Same deal with any command. awk, sed, cut, they all
do the same isatty check.
The workarounds
stdbuf: override libc's buffering choice
stdbuf -oL tail -f /var/log/something | grep error
-oL means "force stdout to line-buffered." It works by
LD_PRELOADing a shim library that overrides libc's
initialization. This only works for dynamically-linked
programs that use libc's stdio (most things, but not
everything).
unbuffer (from expect)
unbuffer tail -f /var/log/something | grep error
Creates a pseudo-terminal (pty) so the program thinks
it's talking to a terminal and uses line buffering. Heavier
than stdbuf but works on programs that don't use libc's
stdio.
In your own code: just don't add buffering
In Rust, raw std::fs::File writes are unbuffered. Every
.write() call goes straight to the kernel via the write
syscall:
use std::io::Write;
// Immediately available on the read end. No flush needed.

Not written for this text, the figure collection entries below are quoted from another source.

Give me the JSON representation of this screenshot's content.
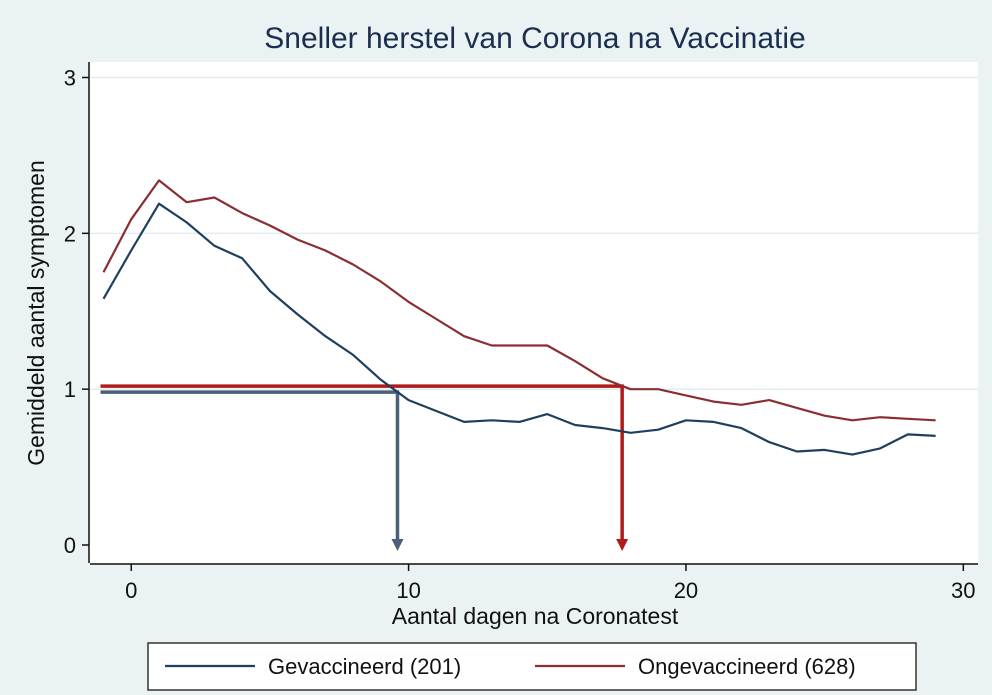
{
  "chart_data": {
    "type": "line",
    "title": "Sneller herstel van Corona na Vaccinatie",
    "xlabel": "Aantal dagen na Coronatest",
    "ylabel": "Gemiddeld aantal symptomen",
    "xlim": [
      -1,
      30
    ],
    "ylim": [
      0,
      3
    ],
    "x_ticks": [
      0,
      10,
      20,
      30
    ],
    "y_ticks": [
      0,
      1,
      2,
      3
    ],
    "grid": "horizontal",
    "legend_position": "bottom",
    "x": [
      -1,
      0,
      1,
      2,
      3,
      4,
      5,
      6,
      7,
      8,
      9,
      10,
      11,
      12,
      13,
      14,
      15,
      16,
      17,
      18,
      19,
      20,
      21,
      22,
      23,
      24,
      25,
      26,
      27,
      28,
      29
    ],
    "series": [
      {
        "name": "Gevaccineerd (201)",
        "color": "#1f3f5f",
        "values": [
          1.58,
          1.89,
          2.19,
          2.07,
          1.92,
          1.84,
          1.63,
          1.48,
          1.34,
          1.22,
          1.06,
          0.93,
          0.86,
          0.79,
          0.8,
          0.79,
          0.84,
          0.77,
          0.75,
          0.72,
          0.74,
          0.8,
          0.79,
          0.75,
          0.66,
          0.6,
          0.61,
          0.58,
          0.62,
          0.71,
          0.7
        ]
      },
      {
        "name": "Ongevaccineerd (628)",
        "color": "#8b2e33",
        "values": [
          1.75,
          2.09,
          2.34,
          2.2,
          2.23,
          2.13,
          2.05,
          1.96,
          1.89,
          1.8,
          1.69,
          1.56,
          1.45,
          1.34,
          1.28,
          1.28,
          1.28,
          1.18,
          1.07,
          1.0,
          1.0,
          0.96,
          0.92,
          0.9,
          0.93,
          0.88,
          0.83,
          0.8,
          0.82,
          0.81,
          0.8
        ]
      }
    ],
    "annotations": [
      {
        "type": "threshold",
        "y": 1,
        "x_end": 9.6,
        "color": "#4a5f7a"
      },
      {
        "type": "threshold",
        "y": 1,
        "x_end": 17.7,
        "color": "#b01c1c"
      }
    ]
  }
}
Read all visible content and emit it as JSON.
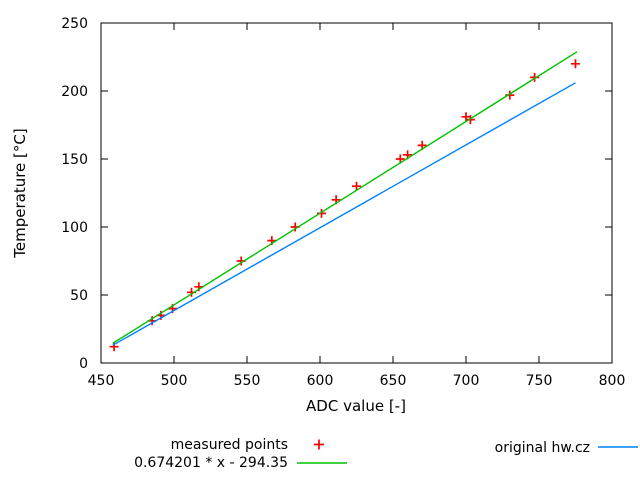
{
  "chart_data": {
    "type": "scatter",
    "title": "",
    "xlabel": "ADC value [-]",
    "ylabel": "Temperature [°C]",
    "xlim": [
      450,
      800
    ],
    "ylim": [
      0,
      250
    ],
    "xticks": [
      450,
      500,
      550,
      600,
      650,
      700,
      750,
      800
    ],
    "yticks": [
      0,
      50,
      100,
      150,
      200,
      250
    ],
    "grid": false,
    "legend_position": "below-plot, two columns",
    "border_color": "#000000",
    "series": [
      {
        "name": "measured points",
        "kind": "scatter",
        "marker": "plus",
        "color": "#ff0000",
        "points": [
          [
            459,
            12
          ],
          [
            485,
            31
          ],
          [
            491,
            35
          ],
          [
            499,
            40
          ],
          [
            512,
            52
          ],
          [
            517,
            56
          ],
          [
            546,
            75
          ],
          [
            567,
            90
          ],
          [
            583,
            100
          ],
          [
            601,
            110
          ],
          [
            611,
            120
          ],
          [
            625,
            130
          ],
          [
            655,
            150
          ],
          [
            660,
            153
          ],
          [
            670,
            160
          ],
          [
            700,
            181
          ],
          [
            703,
            179
          ],
          [
            730,
            197
          ],
          [
            747,
            210
          ],
          [
            775,
            220
          ]
        ]
      },
      {
        "name": "0.674201 * x - 294.35",
        "kind": "line",
        "color": "#00c000",
        "slope": 0.674201,
        "intercept": -294.35,
        "x_range": [
          458,
          776
        ]
      },
      {
        "name": "original hw.cz",
        "kind": "line",
        "color": "#0080ff",
        "points": [
          [
            458,
            13
          ],
          [
            775,
            206
          ]
        ]
      }
    ]
  }
}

write_file.write_all(b"first line\n")?;
// Reader already has that line. Do whatever.
tokio::time::sleep(Duration::from_secs(1)).await;
// This also lands immediately.
write_file.write_all(b"second line\n")?;
If you wrap it in BufWriter, now you've opted into the
same buffering libc does:
use std::io::{BufWriter, Write};
let mut writer = BufWriter::new(write_file);
writer.write_all(b"first line\n")?;
// NOT visible yet. Sitting in an 8KB userspace buffer.
writer.flush()?;
// NOW visible on the read end.
Rust's println! and stdout().lock() do their own tty
detection similar to libc. If you need guaranteed unbuffered
writes, use the raw fd or explicitly flush.
How pikl uses this
In pikl's test helpers, we create a pipe to feed action
scripts to the --action-fd flag:
let mut fds = [0i32; 2];
unsafe { libc::pipe(fds.as_mut_ptr()) };
let [read_fd, write_fd] = fds;
// Wrap the write end in a File. Raw, unbuffered.
let mut write_file =
unsafe { std::fs::File::from_raw_fd(write_fd) };
// Write the script. Immediately available on read_fd.
write_file.write_all(script.as_bytes())?;
// Close the write end so the reader gets EOF.
drop(write_file);
Then in the child process, we remap the read end to the expected fd:
// pre_exec runs in the child after fork(), before exec()
cmd.pre_exec(move || {
if read_fd != target_fd {
// make fd 3 point to the pipe
libc::dup2(read_fd, target_fd);
// close the original (now redundant)
libc::close(read_fd);
}
Ok(())
});
For streaming/async scenarios (like feeding items to pikl
over time), the same approach works. Just don't drop the
write end. Each write_all call pushes bytes through the
pipe immediately, and the reader picks them up as they
arrive. No flush needed because File doesn't buffer.
tl;dr
- Pipes are instant. They're a kernel FIFO with zero buffering.
- The "buffering" you see is libc's
FILE*layer choosing full buffering when stdout isn't a terminal. stdbuf -oLorunbufferto fix other people's programs.- In your own code, use raw
File(notBufWriter) and every write lands immediately. - It was always libc. Bloody libc.